The debate between Johnny Ronan and Frank McDonald on high-rise in Dublin is both important and healthy. Whether Dublin is a city in which high rise of 16 to 20 storeys is both permitted and encouraged or whether we opt for a lower-rise spread-out capital, is a choice to be made by the people of Dublin – whether you define Dublin as the city or the wider metropolis.
Prodded by Europe, Ireland amended its constitution to recognise the role of local government in providing a “forum for the democratic representation of local communities in exercising and performing at local level powers and functions conferred by law and in promoting by its initiatives the interests of such communities” (Article 28A).
However, such recognition left powers resourcing and functions entirely for decision by the Oireachtas. The only guarantee in the Article is that local elections will take place every five years at a minimum.
So who decides whether and where high-rise can or should take place in the greater Dublin area? We have medium height tower blocks in Sandyford – a part of Dun Laoghaire Rathdown. We have special development zones scattered hither and thither in Dublin’s periphery. The area once governed by the Dublin Docklands Development Authority where limited high rise is already permitted, is now carried out by Dublin City Council officials. We have Strategic Housing Developments of high rise apartments in the pipeline for small sites speckled across the city and counties.
In reality, local democracy has a very limited role in determining what our cities look like, how they develop, and where they develop. Zoning is a permissive and negative control on development.
Apart from derelict sites, zoned land owners are free to decide on the timing, density and heights of development. The local authority, as planner, rarely takes the initiative. Strategic Housing Development has been fast-tracked as a single process governed by An Bord Pleanála.
That board is not local government. It is not even a part of local government. It is not elected and has no powers, say, to acquire land compulsorily to bring about urban renewal.
The new Land Development Agency will not be part of local government either.
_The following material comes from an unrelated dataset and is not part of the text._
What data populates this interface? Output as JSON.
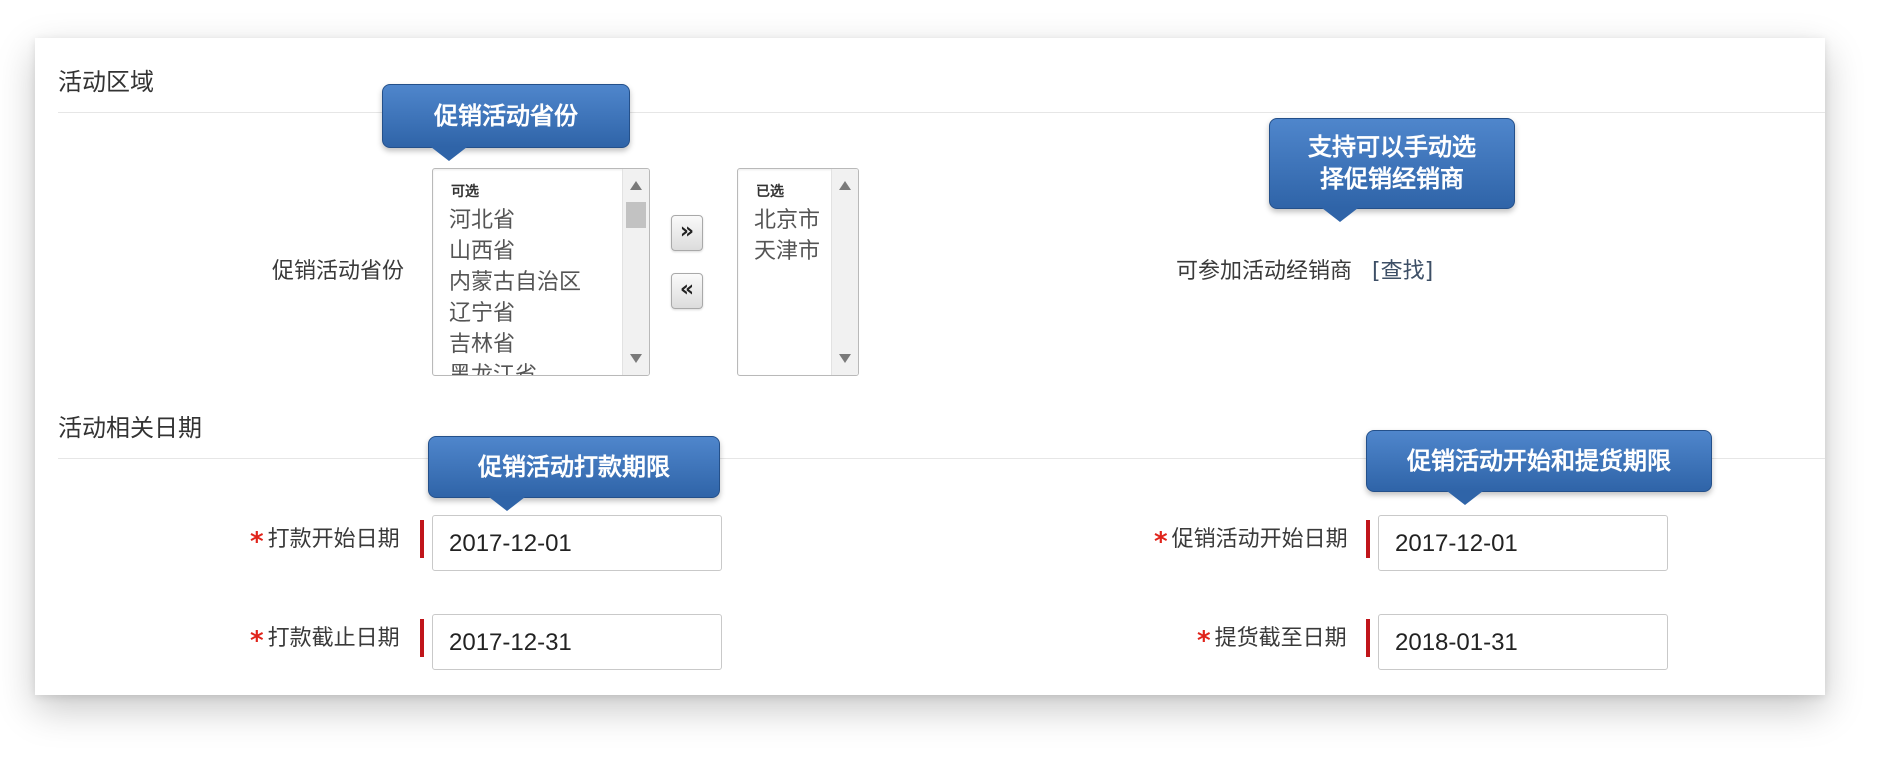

Local government officials are soon to be empowered to divest local authorities of land in favour of the LDA without the consent of elected members.
Further erosion of democratic control is justified on the claim that local authorities failed to make land available for home building.
As I have argued here recently, the axis of paralysis between local authorities and the Custom House, the supervisory department, has resulted in catastrophic under-provision of homes, whether private or social, and has resulted in an uncontrolled sprawl.
Recently in the Seanad some of these issues were briefly considered. One member pointed out that planning controls in Wicklow meant that local towns and villages were not providing sufficient homes to keep their schools and services open.
On the other hand, the horror of daily commuting in the greater Dublin area visited on many young working parents ground down by travel and childcare commitments is also a hot issue.
I pointed out to Minister Ryan that the Green’s preoccupation with rail over road would not in the reasonably foreseeable future meet the travelling needs of our growing population. Even if the roll out of broadband makes it possible for working from home to obviate commuting for many, developing our road system still makes sense.
If cars are all electric in ten or fifteen years and if all lorries and buses and vans are powered by hydrogen (as may happen), there is still a case for completing the motorway network to the north-west and in the Munster region. We are not destined to enter into some kind of economic sleepy hollow once the Covid emergency is over.
There is a fully worked out plan to build a Luas line to Lucan. But it has been quietly shelved. Another Luas line to the northwest is now proposed. Metrolink is still on track but we have not decided democratically whether its southern route should go via Terenure to Tallaght as favoured by Ryan or whether it should cannibalise a large portion of the Green Luas line (closing that line for two years in the process). The NTA favours the latter option. How will these matters be decided democratically?
Going back to the Ronan-McDonald debate, nobody, including Frank, opposes all high-rise in Dublin. The issue is whether Johnny Ronan decides where and when it should take place or whether the people of Dublin should take that decision in a transparent and democratic manner.
Like many other matters, constitutional provision for local democracy is window dressing that makes very little difference. Politics not referendums is the way forward.